IL TATUAGGIO...
Arte e misticismo, onore e punizione, tradizione e appartenenza, superstizione e virilità: il tatuaggio è questo e molto di più; è l'espressione di se' attraverso il verbo più antico ed istintivo e quindi, forse, più puro e raffinato. Corpo, forma e colore: l'essenza della comunicazione, il primo linguaggio dell'uomo. Le sue origini si perdono nella notte dei tempi e la sua storia vive delle usanze e delle tradizioni di svariati popoli, valicando oceani e montagne, fondendosi con paganesimi e religioni, accompagnando sovrani e galeotti, sciamani e guerrieri, marinai e artisti attraverso l'intera storia dell'uomo.
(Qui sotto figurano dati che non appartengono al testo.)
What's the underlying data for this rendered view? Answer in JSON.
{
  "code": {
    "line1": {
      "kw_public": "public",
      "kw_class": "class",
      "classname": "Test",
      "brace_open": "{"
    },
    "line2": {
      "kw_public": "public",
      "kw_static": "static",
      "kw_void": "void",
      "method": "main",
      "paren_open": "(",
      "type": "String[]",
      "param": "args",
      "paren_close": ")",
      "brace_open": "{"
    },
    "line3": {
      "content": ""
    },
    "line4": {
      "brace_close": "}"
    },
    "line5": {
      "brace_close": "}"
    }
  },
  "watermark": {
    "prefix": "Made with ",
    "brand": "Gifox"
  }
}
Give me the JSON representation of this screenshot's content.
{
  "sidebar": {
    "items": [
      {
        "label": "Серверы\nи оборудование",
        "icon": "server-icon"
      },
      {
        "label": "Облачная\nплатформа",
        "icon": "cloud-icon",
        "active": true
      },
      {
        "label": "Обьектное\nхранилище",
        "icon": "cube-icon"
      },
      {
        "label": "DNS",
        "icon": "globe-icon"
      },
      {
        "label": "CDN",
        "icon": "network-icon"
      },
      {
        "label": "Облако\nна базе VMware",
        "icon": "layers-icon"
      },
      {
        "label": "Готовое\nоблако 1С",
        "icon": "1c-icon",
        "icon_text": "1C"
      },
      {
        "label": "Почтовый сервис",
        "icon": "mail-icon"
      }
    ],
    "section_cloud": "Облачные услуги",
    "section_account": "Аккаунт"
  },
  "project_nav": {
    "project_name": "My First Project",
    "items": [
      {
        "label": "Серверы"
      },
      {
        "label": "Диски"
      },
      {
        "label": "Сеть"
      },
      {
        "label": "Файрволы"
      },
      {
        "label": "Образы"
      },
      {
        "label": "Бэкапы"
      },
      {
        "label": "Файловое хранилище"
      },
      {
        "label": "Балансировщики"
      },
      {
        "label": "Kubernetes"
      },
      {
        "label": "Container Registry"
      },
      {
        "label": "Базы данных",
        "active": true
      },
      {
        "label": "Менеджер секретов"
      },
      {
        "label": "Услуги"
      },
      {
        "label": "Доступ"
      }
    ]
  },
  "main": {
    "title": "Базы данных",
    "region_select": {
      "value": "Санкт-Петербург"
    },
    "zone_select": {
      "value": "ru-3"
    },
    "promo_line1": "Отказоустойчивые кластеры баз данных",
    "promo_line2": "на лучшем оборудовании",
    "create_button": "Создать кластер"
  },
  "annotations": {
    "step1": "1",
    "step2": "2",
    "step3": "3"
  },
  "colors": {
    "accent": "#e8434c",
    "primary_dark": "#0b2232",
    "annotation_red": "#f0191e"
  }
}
Impossibile stabilire quando e dove sia nato o, ancor peggio, chi l'abbia inventato. Il tatuaggio c'è, c'è sempre stato e, vogliano gli dei, sempre ci sarà. Come l'uomo, con l'uomo. Non ha una storia, non una sola. I primi tatuaggi di cui si ha testimonianza certa risalgono ad oltre 6000 anni fa e sono stati scoperti sui resti di uomini e donne trovati durante scavi archeologici in Sud e Nord America, Siberia, Lapponia, Cina, Egitto, Giappone e su tutto l'arco alpino. Praticamente in ogni angolo del mondo. Presso i vari popoli, il tatuaggio ha avuto scopi e significati diversi, ma si identifica con certezza nella prima forma di scrittura. Il tatuaggio era (e forse, in parte, lo è ancora) un "messaggio sociale", un modo per comunicare la propria posizione, la propria stirpe e la propria appartenenza, la prima risposta all'esigenza viscerale di affermare il proprio essere. Non solo necessità, certo: il tatuaggio è anche una delle più antiche forme artistiche prodotte dall'uomo, un modo per abbellirsi disegnando ed incidendo la propria pelle con simboli e forme che rafforzino l'immagine positiva che si ha di se' stessi, per sempre. Si, un gesto intimo e personale, ma anche "pubblico" e definitivo. Un passo serio e profondo, quindi, che porta con se' anche quell'aspetto giocoso proprio del truccarsi e del decorarsi il corpo. Per questo, in tutte le società libere e primordiali, ha sempre rappresentato un atteggiamento sereno e positivo. I pregiudizi e le "condanne" compaiono da quando, nel corso della storia, alcuni sistemi autoritari e repressivi lo hanno utilizzato come marchio e come strumento di punizione e umiliazione, a partire dall'epoca romana in cui il tatuaggio diventa sinonimo di schiavo o malfattore, contrassegno indelebile di una persona indesiderata e poco raccomandabile. Da qui, almeno in occidente, sarà questa la sua funzione principe per più di mille anni, scomparendo dalle usanze del popolo e della gente comune, ma non smettendo mai, al tempo stesso, di essere il segno distintivo di alcuni "gruppi", più o meno segreti.